When The Philadelphia Orchestra gives the first full concert of the 2014 Tour of Asia & China Residency tonight, it will be the first time the ensemble has performed outside the U.S. under the leadership of Music Director Yannick Nézet-Séguin. The program for this milestone performance at Beijing’s National Centre for the Performing Arts includes Tchaikovsky’s Symphony No. 6 (“Pathétique”) and, in a special dedication to Chinese audiences, Tan Dun’s Nu Shu: The Secret Songs of Women, Symphony for Microfilms, Harp, and Orchestra.
The world-renowned Chinese composer, who is serving as artistic advisor of the Orchestra’s 2014 China concerts and Residency activities, wrote Nu Shu for Philadelphia Orchestra Principal Harp Elizabeth Hainen. The multi-media composition received its American premiere in Verizon Hall in October 2013 with the Orchestra under the baton of Nézet-Séguin. Audiences greeted it with standing ovations.
Principal Harp Elizabeth Hainen, Yannick, and The Philadelphia Orchestra performing the U.S. premiere of Nu Shu.
At the heart of Nu Shu is a disappearing language, created in Hunan, China, in the 13th century. Secretly devised by women who were forbidden to learn the men’s language, it was perpetuated through the generations by reading, writing, and, above all, singing.
“This language was passed on … always from a mother to daughter and always by singing,” says Tan Dun. “This is the only women’s language in the world and only a few people—very, very old women—know the secret language. And I immediately got fascinated by it.”
Tan Dun traveled to the remote village in his native Hunan province where only a handful of women still speak the language. He made 200 hours of video and audio recordings and produced a series of short films with evocative titles like Secret Fan, Dressing for the Wedding, Longing for her Sister, and Grandmother’s Echo.
“They’re very powerful. Very emotional,” says Hainen of the films, which each depict a rite of passage. “And just beautiful. Beautiful events. Tan has managed to capture the essence of this time and this place through this music and through this footage.”
The haunting singing of the women on the films is woven together with the orchestra and solo harp, an instrument the composer chose because it is “the most feminine.” “I want the harp to serve a very, very dramatic sound source to link this ancient tradition of the women’s language—singing, and reading, and writing—to the future sounds of The Philadelphia Orchestra and modern orchestras,” says Tan Dun.

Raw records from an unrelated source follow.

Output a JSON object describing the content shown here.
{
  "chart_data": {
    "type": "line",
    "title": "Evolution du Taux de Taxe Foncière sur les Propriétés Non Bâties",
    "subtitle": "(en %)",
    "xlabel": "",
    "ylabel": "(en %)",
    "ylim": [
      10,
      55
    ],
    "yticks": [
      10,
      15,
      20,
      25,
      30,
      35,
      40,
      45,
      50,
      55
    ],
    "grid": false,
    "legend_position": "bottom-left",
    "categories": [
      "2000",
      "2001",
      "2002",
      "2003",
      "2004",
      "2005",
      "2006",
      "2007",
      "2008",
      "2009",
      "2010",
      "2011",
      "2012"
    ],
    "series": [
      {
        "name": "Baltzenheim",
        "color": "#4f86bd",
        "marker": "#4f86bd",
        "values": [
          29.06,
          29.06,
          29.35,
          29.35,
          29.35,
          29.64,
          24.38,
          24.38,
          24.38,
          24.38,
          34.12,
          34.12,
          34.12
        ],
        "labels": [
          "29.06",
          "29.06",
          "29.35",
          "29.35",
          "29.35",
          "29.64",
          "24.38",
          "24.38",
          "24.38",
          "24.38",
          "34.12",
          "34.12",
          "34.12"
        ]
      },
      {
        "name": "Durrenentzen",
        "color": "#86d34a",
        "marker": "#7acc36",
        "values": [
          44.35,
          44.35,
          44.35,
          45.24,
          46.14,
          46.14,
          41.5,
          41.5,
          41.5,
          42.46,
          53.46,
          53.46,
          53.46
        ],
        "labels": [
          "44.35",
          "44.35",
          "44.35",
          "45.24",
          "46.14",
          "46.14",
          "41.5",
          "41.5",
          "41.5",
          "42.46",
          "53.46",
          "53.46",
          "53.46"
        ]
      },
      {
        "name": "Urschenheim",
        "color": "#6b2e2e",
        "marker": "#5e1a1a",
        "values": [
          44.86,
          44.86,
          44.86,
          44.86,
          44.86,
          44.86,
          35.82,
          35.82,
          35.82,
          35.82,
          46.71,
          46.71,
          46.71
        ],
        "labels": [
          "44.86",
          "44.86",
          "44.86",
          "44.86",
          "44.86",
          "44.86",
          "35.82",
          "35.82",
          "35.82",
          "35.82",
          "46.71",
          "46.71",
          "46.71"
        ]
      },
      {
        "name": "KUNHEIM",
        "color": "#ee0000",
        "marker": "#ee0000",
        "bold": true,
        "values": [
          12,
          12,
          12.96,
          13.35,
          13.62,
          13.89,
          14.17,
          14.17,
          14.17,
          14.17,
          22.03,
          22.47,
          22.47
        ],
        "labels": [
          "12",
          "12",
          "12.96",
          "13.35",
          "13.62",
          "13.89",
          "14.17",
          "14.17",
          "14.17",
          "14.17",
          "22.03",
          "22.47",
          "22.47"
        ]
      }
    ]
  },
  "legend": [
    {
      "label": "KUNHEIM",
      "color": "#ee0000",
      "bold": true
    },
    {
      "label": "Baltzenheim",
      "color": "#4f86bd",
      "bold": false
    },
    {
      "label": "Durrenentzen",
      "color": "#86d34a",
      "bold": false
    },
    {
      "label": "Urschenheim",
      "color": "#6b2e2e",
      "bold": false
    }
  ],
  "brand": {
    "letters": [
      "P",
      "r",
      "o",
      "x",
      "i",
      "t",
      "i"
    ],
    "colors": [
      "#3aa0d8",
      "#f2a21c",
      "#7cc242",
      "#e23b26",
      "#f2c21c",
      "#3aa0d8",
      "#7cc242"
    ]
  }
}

“He always has this very creative, amazing, genius way of taking history and weaving it into his music,” says Hainen, who compares the harp’s role in the piece to Sheherazade, the famed narrator of The Arabian Nights whose skilled storytelling keeps her alive. “He’s a wonderful, wonderful composer.”
All performances of Nu Shu: The Secret Songs of Women are dedicated to the Chinese audiences. After the concert in Beijing, the Orchestra presents Nu Shu twice more during the tour: in Shenzhen and, in what is sure to be a powerful performance, in Changsha, Hunan—the birthplace of both the Nu Shu language and Tan Dun himself.